America is a constant reminder of unpleasant people, traumatic events, and a version of myself I'm not proud of. I can't entirely be blamed; as everyone knows, bad influences shape you, and that's precisely what happened. I was turning to someone I started to hate.
My teachers, the people around me, my non-existent friends, my "friends," and, of course, Leo. I'm relieved to leave that piece of negativity behind in America.
And speaking of Leo, he was my ex-boyfriend – an unpleasant one, not just in looks but in behavior.
I never informed him about my move, nor did I officially end our relationship. I suppose he'll notice my absence now, and I can't think about the lies he'll come up with when people ask him where I left off.
Despite the unexpected turn my life has taken, I'm grateful for this opportunity. It's not exactly how I envisioned my future, but as they say, whatever is lost might not have been meant for me.
It turns out, my mother wasn't meant for me. Her tragic death in a car accident, attributed to her being a "muggle," remains a sore point. I held her responsible – why did she have to be a muggle? Only muggles die in car accidents. I was Living in California with her before the incident. I developed a strong disdain for the city, especially San Diego, fucking hate it.
Oddly, my mother and I lived across the world while my father and sister stayed in London. The reason, aside from my father working at Hogwarts, remains unclear. I suppose my mother's job in America financed us well. Regardless, I'll never comprehend, and actually I don't even care.
Aurora, my little sister, hurried me, I couldn't let her witness my packing, especially my stash of illegal medicine, uhm drugs to be clear. It's become an addiction nowadays, a part of me now, and revealing this to my family would only lead to disappointment and heartbreak.
But, I intend to quit once I start at Hogwarts. Maybe leaving them behind is the only solution, but standing here, contemplating, I decide to take them with me but to stop the usage while school starts.

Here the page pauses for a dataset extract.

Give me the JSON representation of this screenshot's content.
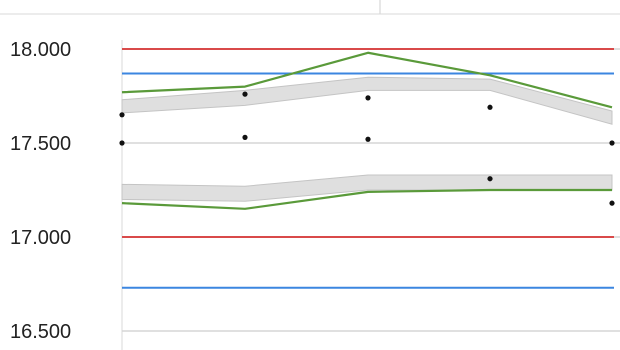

In the middle of the chaos, Aurora screams at me from downstairs again, "Dad told you to keep an eye on the time, but I guess I have to do that myself because we really need to go now, Nellie."
"It can't be already?" I respond, watching the clock confirm that time has slipped away. I hastily pack my belongings urgently.
It feels strange living with Aurora; she is my sister but our relationship resembles a distant friend that I meet once a year. I wonder if that's the norm or if there's an expectation for a closer bond between sisters.
But I hated that my little sister was like my bigger sister, I never really lived with her before, me and mom only visited them on the holidays so it feels weird that she treats me like I need her help with everything.
I don't know if weird, strange or whatever words I should use are right. It just felt strange, I never actually thought about having a sister like this.
I know she's my sister but we are so different. Do I have to be like a role-model for her or something? I am only a bad influence for her.
"I'll be down in a minute" I screamed so she could hear me from upstairs.